2025-09-06 03:20:52 +00:00 · 2023-06-15 15:21:26 +08:00
parent 8bcad73677
commit c9cff7e7fa
8 changed files with 399 additions and 38 deletions
--- a/colossalai/checkpoint_io/checkpoint_io_base.py
+++ b/colossalai/checkpoint_io/checkpoint_io_base.py
@@ -103,7 +103,7 @@ class CheckpointIO(ABC):
                   checkpoint: str,
                   shard: bool = False,
                   gather_dtensor: bool = True,
-                   variant: str = None,
+                   prefix: str = None,
                   size_per_shard: int = 1024,
                   use_safetensors: bool = False):
        """
@@ -128,7 +128,7 @@ class CheckpointIO(ABC):
                multiple files. The model shards will be specified by a `model.index.json` file. When shard = True, please ensure
                that the checkpoint path is a directory path instead of a file path.
            gather_dtensor (bool): whether to gather the distributed tensor to the first device. Default: True.
-            variant (str): If specified, weights are saved in the format pytorch_model.<variant>.bin. Default: None.
+            prefix (str): If specified, weights are saved in the format pytorch_model.<prefix>.bin. Default: None.
            size_per_shard (int): size per shard in MB. Default: 1024. This value is only used when shard = True.
            use_safetensors (bool): whether to use safe tensors. Default: False. If set to True, the checkpoint will be saved
        """
@@ -137,11 +137,11 @@ class CheckpointIO(ABC):
            model = model.unwrap()

        if shard:
-            self.save_sharded_model(model, checkpoint, gather_dtensor, variant, size_per_shard, use_safetensors)
+            self.save_sharded_model(model, checkpoint, gather_dtensor, prefix, size_per_shard, use_safetensors)
        else:
            self.save_unsharded_model(model, checkpoint, gather_dtensor, use_safetensors)

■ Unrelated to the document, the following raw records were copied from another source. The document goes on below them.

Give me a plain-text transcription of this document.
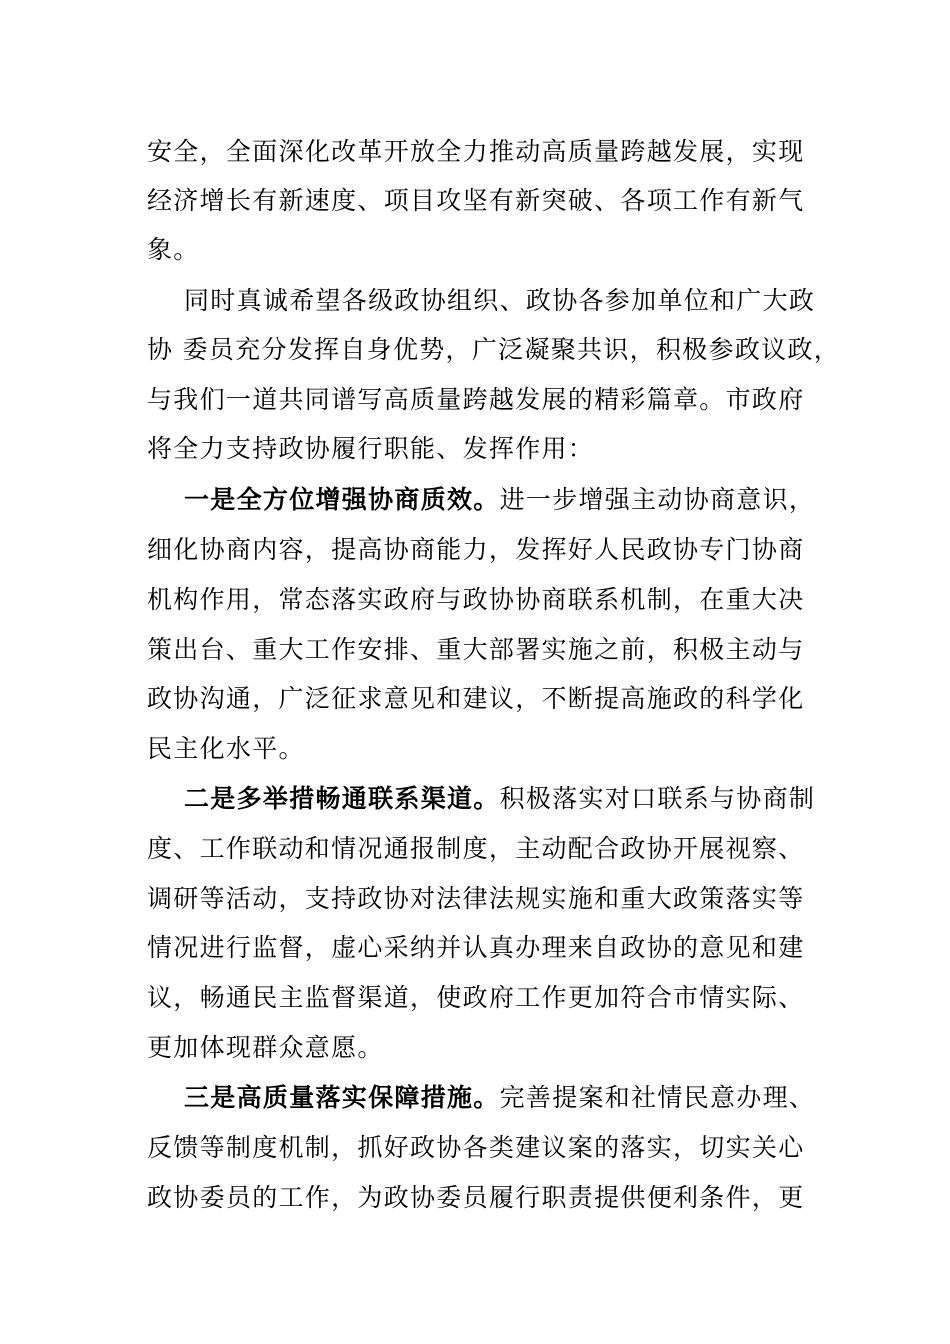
安全，全面深化改革开放全力推动高质量跨越发展，实现

经济增长有新速度、项目攻坚有新突破、各项工作有新气

象。

同时真诚希望各级政协组织、政协各参加单位和广大政

协 委员充分发挥自身优势，广泛凝聚共识，积极参政议政，

与我们一道共同谱写高质量跨越发展的精彩篇章。市政府

将全力支持政协履行职能、发挥作用：

一是全方位增强协商质效。进一步增强主动协商意识，

细化协商内容，提高协商能力，发挥好人民政协专门协商

机构作用，常态落实政府与政协协商联系机制，在重大决

策出台、重大工作安排、重大部署实施之前，积极主动与

政协沟通，广泛征求意见和建议，不断提高施政的科学化

民主化水平。

二是多举措畅通联系渠道。积极落实对口联系与协商制

度、工作联动和情况通报制度，主动配合政协开展视察、

调研等活动，支持政协对法律法规实施和重大政策落实等

情况进行监督，虚心采纳并认真办理来自政协的意见和建

议，畅通民主监督渠道，使政府工作更加符合市情实际、

更加体现群众意愿。

三是高质量落实保障措施。完善提案和社情民意办理、

反馈等制度机制，抓好政协各类建议案的落实，切实关心

政协委员的工作，为政协委员履行职责提供便利条件，更
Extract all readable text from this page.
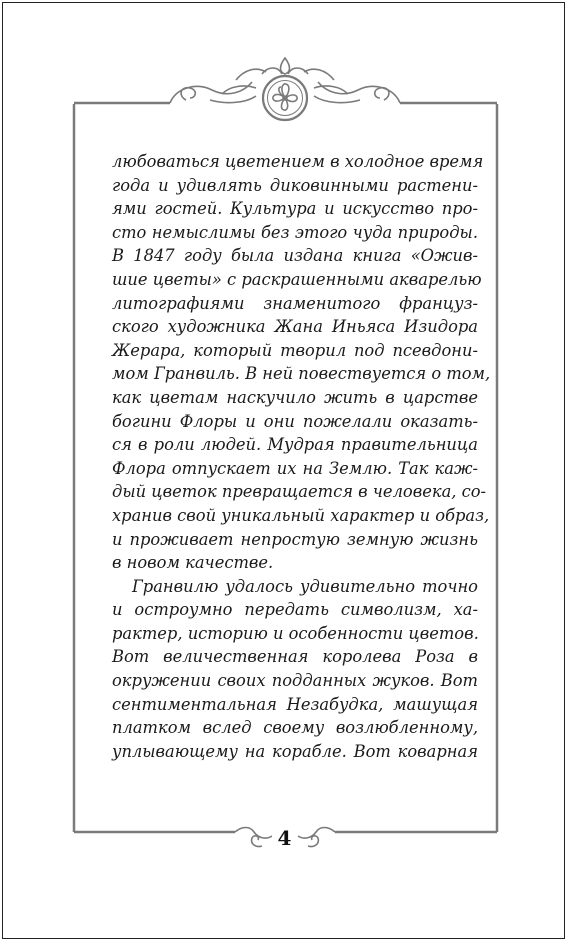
любоваться цветением в холодное время
года и удивлять диковинными растени-
ями гостей. Культура и искусство про-
сто немыслимы без этого чуда природы.
В 1847 году была издана книга «Ожив-
шие цветы» с раскрашенными акварелью
литографиями знаменитого француз-
ского художника Жана Иньяса Изидора
Жерара, который творил под псевдони-
мом Гранвиль. В ней повествуется о том,
как цветам наскучило жить в царстве
богини Флоры и они пожелали оказать-
ся в роли людей. Мудрая правительница
Флора отпускает их на Землю. Так каж-
дый цветок превращается в человека, со-
хранив свой уникальный характер и образ,
и проживает непростую земную жизнь
в новом качестве.

Гранвилю удалось удивительно точно
и остроумно передать символизм, ха-
рактер, историю и особенности цветов.
Вот величественная королева Роза в
окружении своих подданных жуков. Вот
сентиментальная Незабудка, машущая
платком вслед своему возлюбленному,
уплывающему на корабле. Вот коварная

4
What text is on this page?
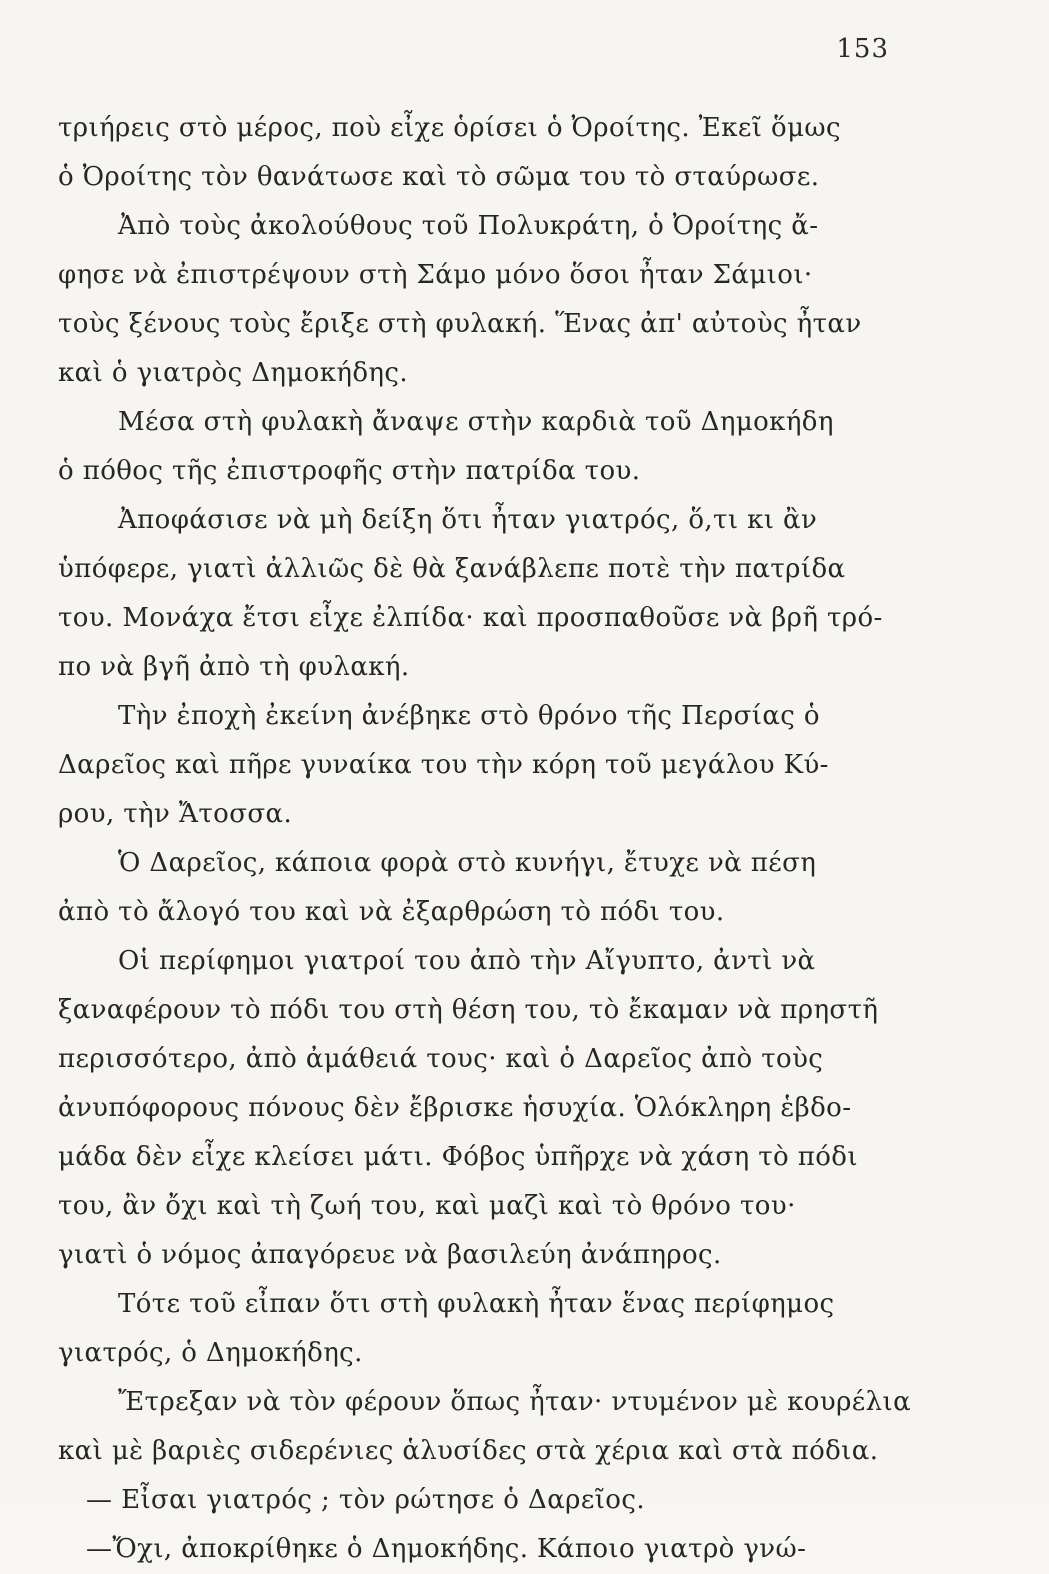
153
τριήρεις στὸ μέρος, ποὺ εἶχε ὁρίσει ὁ Ὀροίτης. Ἐκεῖ ὅμως
ὁ Ὀροίτης τὸν θανάτωσε καὶ τὸ σῶμα του τὸ σταύρωσε.
Ἀπὸ τοὺς ἀκολούθους τοῦ Πολυκράτη, ὁ Ὀροίτης ἄ-
φησε νὰ ἐπιστρέψουν στὴ Σάμο μόνο ὅσοι ἦταν Σάμιοι·
τοὺς ξένους τοὺς ἔριξε στὴ φυλακή. Ἕνας ἀπ' αὐτοὺς ἦταν
καὶ ὁ γιατρὸς Δημοκήδης.
Μέσα στὴ φυλακὴ ἄναψε στὴν καρδιὰ τοῦ Δημοκήδη
ὁ πόθος τῆς ἐπιστροφῆς στὴν πατρίδα του.
Ἀποφάσισε νὰ μὴ δείξη ὅτι ἦταν γιατρός, ὅ,τι κι ἂν
ὑπόφερε, γιατὶ ἀλλιῶς δὲ θὰ ξανάβλεπε ποτὲ τὴν πατρίδα
του. Μονάχα ἔτσι εἶχε ἐλπίδα· καὶ προσπαθοῦσε νὰ βρῆ τρό-
πο νὰ βγῆ ἀπὸ τὴ φυλακή.
Τὴν ἐποχὴ ἐκείνη ἀνέβηκε στὸ θρόνο τῆς Περσίας ὁ
Δαρεῖος καὶ πῆρε γυναίκα του τὴν κόρη τοῦ μεγάλου Κύ-
ρου, τὴν Ἄτοσσα.
Ὁ Δαρεῖος, κάποια φορὰ στὸ κυνήγι, ἔτυχε νὰ πέση
ἀπὸ τὸ ἄλογό του καὶ νὰ ἐξαρθρώση τὸ πόδι του.
Οἱ περίφημοι γιατροί του ἀπὸ τὴν Αἴγυπτο, ἀντὶ νὰ
ξαναφέρουν τὸ πόδι του στὴ θέση του, τὸ ἔκαμαν νὰ πρηστῆ
περισσότερο, ἀπὸ ἀμάθειά τους· καὶ ὁ Δαρεῖος ἀπὸ τοὺς
ἀνυπόφορους πόνους δὲν ἔβρισκε ἡσυχία. Ὁλόκληρη ἑβδο-
μάδα δὲν εἶχε κλείσει μάτι. Φόβος ὑπῆρχε νὰ χάση τὸ πόδι
του, ἂν ὄχι καὶ τὴ ζωή του, καὶ μαζὶ καὶ τὸ θρόνο του·
γιατὶ ὁ νόμος ἀπαγόρευε νὰ βασιλεύη ἀνάπηρος.
Τότε τοῦ εἶπαν ὅτι στὴ φυλακὴ ἦταν ἕνας περίφημος
γιατρός, ὁ Δημοκήδης.
Ἔτρεξαν νὰ τὸν φέρουν ὅπως ἦταν· ντυμένον μὲ κουρέλια
καὶ μὲ βαριὲς σιδερένιες ἁλυσίδες στὰ χέρια καὶ στὰ πόδια.
— Εἶσαι γιατρός ; τὸν ρώτησε ὁ Δαρεῖος.
—Ὄχι, ἀποκρίθηκε ὁ Δημοκήδης. Κάποιο γιατρὸ γνώ-
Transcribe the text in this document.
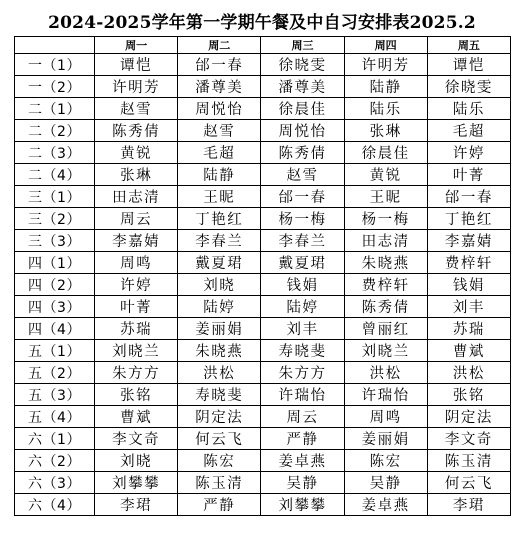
2024-2025学年第一学期午餐及中自习安排表2025.2
	周一	周二	周三	周四	周五
一（1）	谭恺	邰一春	徐晓雯	许明芳	谭恺
一（2）	许明芳	潘尊美	潘尊美	陆静	徐晓雯
二（1）	赵雪	周悦怡	徐晨佳	陆乐	陆乐
二（2）	陈秀倩	赵雪	周悦怡	张琳	毛超
二（3）	黄锐	毛超	陈秀倩	徐晨佳	许婷
二（4）	张琳	陆静	赵雪	黄锐	叶菁
三（1）	田志清	王昵	邰一春	王昵	邰一春
三（2）	周云	丁艳红	杨一梅	杨一梅	丁艳红
三（3）	李嘉婧	李春兰	李春兰	田志清	李嘉婧
四（1）	周鸣	戴夏珺	戴夏珺	朱晓燕	费梓轩
四（2）	许婷	刘晓	钱娟	费梓轩	钱娟
四（3）	叶菁	陆婷	陆婷	陈秀倩	刘丰
四（4）	苏瑞	姜丽娟	刘丰	曾丽红	苏瑞
五（1）	刘晓兰	朱晓燕	寿晓斐	刘晓兰	曹斌
五（2）	朱方方	洪松	朱方方	洪松	洪松
五（3）	张铭	寿晓斐	许瑞怡	许瑞怡	张铭
五（4）	曹斌	阴定法	周云	周鸣	阴定法
六（1）	李文奇	何云飞	严静	姜丽娟	李文奇
六（2）	刘晓	陈宏	姜卓燕	陈宏	陈玉清
六（3）	刘攀攀	陈玉清	吴静	吴静	何云飞
六（4）	李珺	严静	刘攀攀	姜卓燕	李珺
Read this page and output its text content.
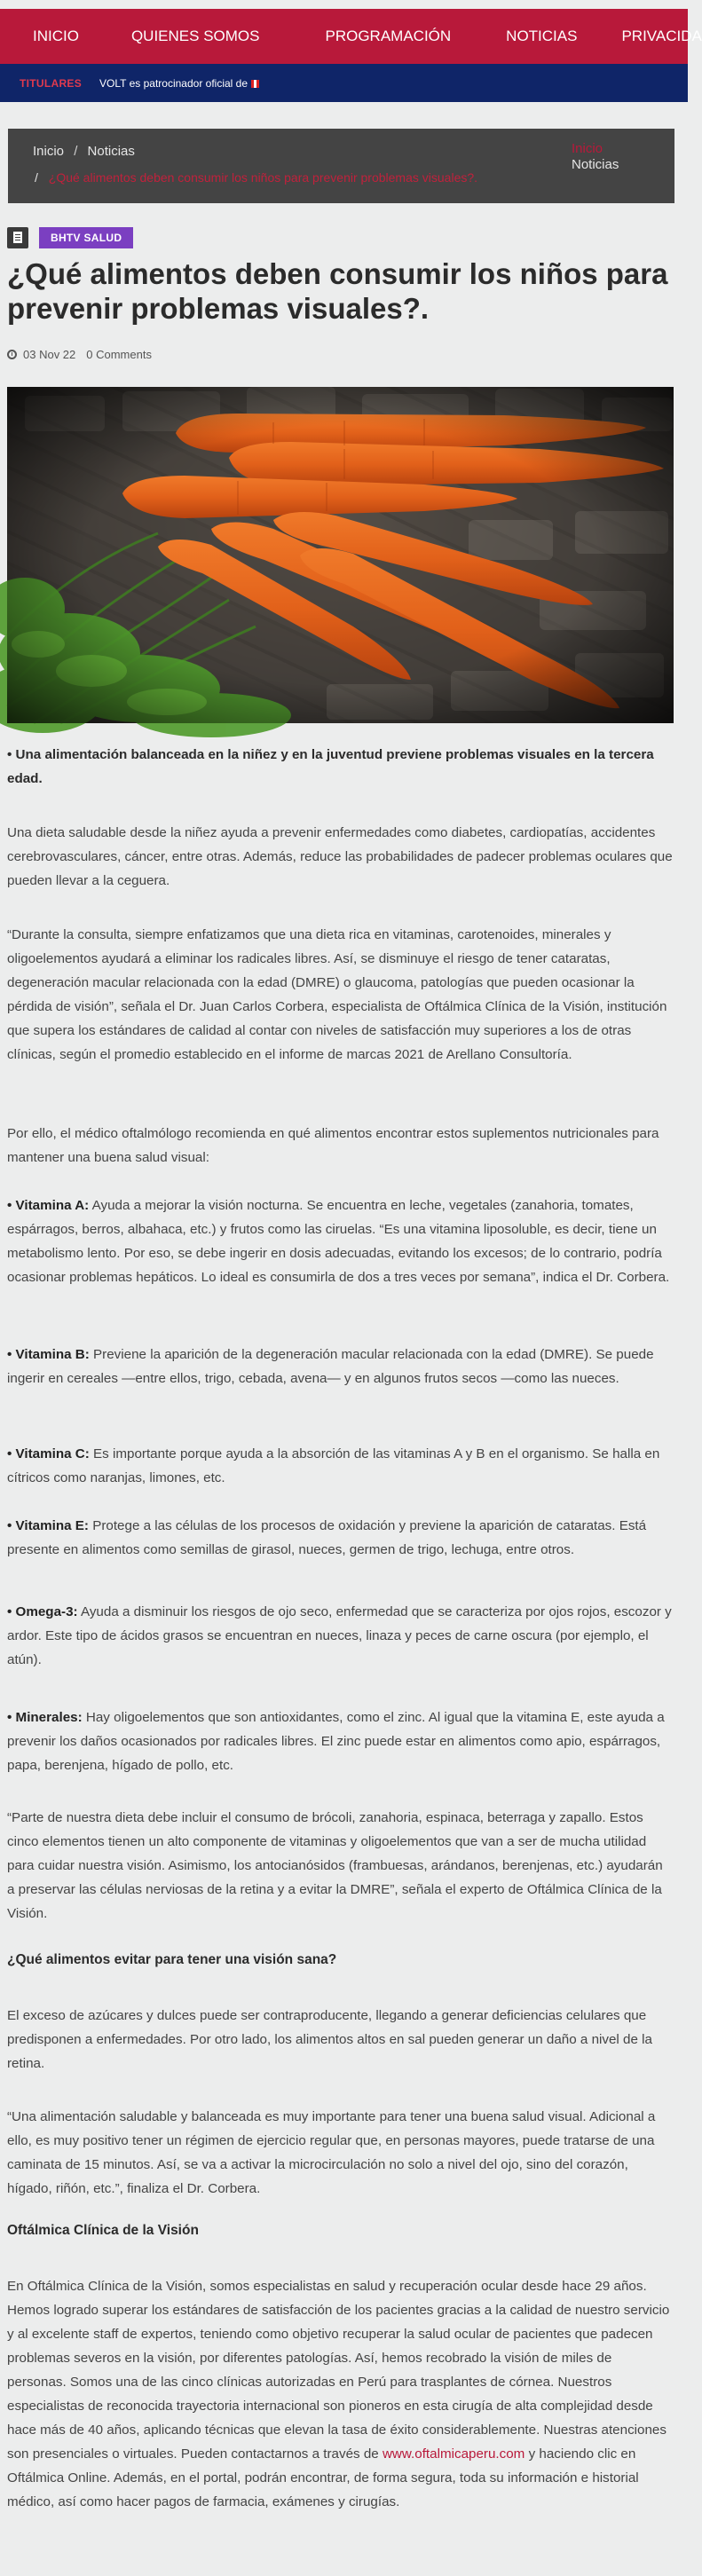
INICIO	QUIENES SOMOS	PROGRAMACIÓN	NOTICIAS	PRIVACIDA
TITULARES VOLT es patrocinador oficial de
Inicio / Noticias
/ ¿Qué alimentos deben consumir los niños para prevenir problemas visuales?.
Inicio
Noticias
BHTV SALUD
¿Qué alimentos deben consumir los niños para prevenir problemas visuales?.
03 Nov 22 0 Comments

• Una alimentación balanceada en la niñez y en la juventud previene problemas visuales en la tercera edad.

Una dieta saludable desde la niñez ayuda a prevenir enfermedades como diabetes, cardiopatías, accidentes cerebrovasculares, cáncer, entre otras. Además, reduce las probabilidades de padecer problemas oculares que pueden llevar a la ceguera.

“Durante la consulta, siempre enfatizamos que una dieta rica en vitaminas, carotenoides, minerales y oligoelementos ayudará a eliminar los radicales libres. Así, se disminuye el riesgo de tener cataratas, degeneración macular relacionada con la edad (DMRE) o glaucoma, patologías que pueden ocasionar la pérdida de visión”, señala el Dr. Juan Carlos Corbera, especialista de Oftálmica Clínica de la Visión, institución que supera los estándares de calidad al contar con niveles de satisfacción muy superiores a los de otras clínicas, según el promedio establecido en el informe de marcas 2021 de Arellano Consultoría.

Por ello, el médico oftalmólogo recomienda en qué alimentos encontrar estos suplementos nutricionales para mantener una buena salud visual:

• Vitamina A: Ayuda a mejorar la visión nocturna. Se encuentra en leche, vegetales (zanahoria, tomates, espárragos, berros, albahaca, etc.) y frutos como las ciruelas. “Es una vitamina liposoluble, es decir, tiene un metabolismo lento. Por eso, se debe ingerir en dosis adecuadas, evitando los excesos; de lo contrario, podría ocasionar problemas hepáticos. Lo ideal es consumirla de dos a tres veces por semana”, indica el Dr. Corbera.

• Vitamina B: Previene la aparición de la degeneración macular relacionada con la edad (DMRE). Se puede ingerir en cereales —entre ellos, trigo, cebada, avena— y en algunos frutos secos —como las nueces.

• Vitamina C: Es importante porque ayuda a la absorción de las vitaminas A y B en el organismo. Se halla en cítricos como naranjas, limones, etc.

• Vitamina E: Protege a las células de los procesos de oxidación y previene la aparición de cataratas. Está presente en alimentos como semillas de girasol, nueces, germen de trigo, lechuga, entre otros.

• Omega-3: Ayuda a disminuir los riesgos de ojo seco, enfermedad que se caracteriza por ojos rojos, escozor y ardor. Este tipo de ácidos grasos se encuentran en nueces, linaza y peces de carne oscura (por ejemplo, el atún).

• Minerales: Hay oligoelementos que son antioxidantes, como el zinc. Al igual que la vitamina E, este ayuda a prevenir los daños ocasionados por radicales libres. El zinc puede estar en alimentos como apio, espárragos, papa, berenjena, hígado de pollo, etc.

“Parte de nuestra dieta debe incluir el consumo de brócoli, zanahoria, espinaca, beterraga y zapallo. Estos cinco elementos tienen un alto componente de vitaminas y oligoelementos que van a ser de mucha utilidad para cuidar nuestra visión. Asimismo, los antocianósidos (frambuesas, arándanos, berenjenas, etc.) ayudarán a preservar las células nerviosas de la retina y a evitar la DMRE”, señala el experto de Oftálmica Clínica de la Visión.

¿Qué alimentos evitar para tener una visión sana?

El exceso de azúcares y dulces puede ser contraproducente, llegando a generar deficiencias celulares que predisponen a enfermedades. Por otro lado, los alimentos altos en sal pueden generar un daño a nivel de la retina.

“Una alimentación saludable y balanceada es muy importante para tener una buena salud visual. Adicional a ello, es muy positivo tener un régimen de ejercicio regular que, en personas mayores, puede tratarse de una caminata de 15 minutos. Así, se va a activar la microcirculación no solo a nivel del ojo, sino del corazón, hígado, riñón, etc.”, finaliza el Dr. Corbera.

Oftálmica Clínica de la Visión

En Oftálmica Clínica de la Visión, somos especialistas en salud y recuperación ocular desde hace 29 años. Hemos logrado superar los estándares de satisfacción de los pacientes gracias a la calidad de nuestro servicio y al excelente staff de expertos, teniendo como objetivo recuperar la salud ocular de pacientes que padecen problemas severos en la visión, por diferentes patologías. Así, hemos recobrado la visión de miles de personas. Somos una de las cinco clínicas autorizadas en Perú para trasplantes de córnea. Nuestros especialistas de reconocida trayectoria internacional son pioneros en esta cirugía de alta complejidad desde hace más de 40 años, aplicando técnicas que elevan la tasa de éxito considerablemente. Nuestras atenciones son presenciales o virtuales. Pueden contactarnos a través de www.oftalmicaperu.com y haciendo clic en Oftálmica Online. Además, en el portal, podrán encontrar, de forma segura, toda su información e historial médico, así como hacer pagos de farmacia, exámenes y cirugías.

-    def load_optimizer(self, optimizer: Optimizer, checkpoint: str):
+    def load_optimizer(self, optimizer: Optimizer, checkpoint: str, prefix: str = None, size_per_shard: int = 1024):
        """
        Load optimizer from checkpoint.

@@ -157,7 +157,7 @@ class CheckpointIO(ABC):

        if index_file_exists:
            # the existence of index file means it is a sharded checkpoint
-            self.load_sharded_optimizer(optimizer, index_file_path)
+            self.load_sharded_optimizer(optimizer, index_file_path, prefix, size_per_shard)
        else:
            self.load_unsharded_optimizer(optimizer, checkpoint)

@@ -218,7 +218,7 @@ class CheckpointIO(ABC):
        pass

    @abstractmethod
-    def save_sharded_model(self, model: nn.Module, checkpoint: str, gather_dtensor: bool, variant: Optional[str],
+    def save_sharded_model(self, model: nn.Module, checkpoint: str, gather_dtensor: bool, prefix: Optional[str],
                           size_per_shard: int, use_safetensors: bool):
        """
        Save model to sharded checkpoint.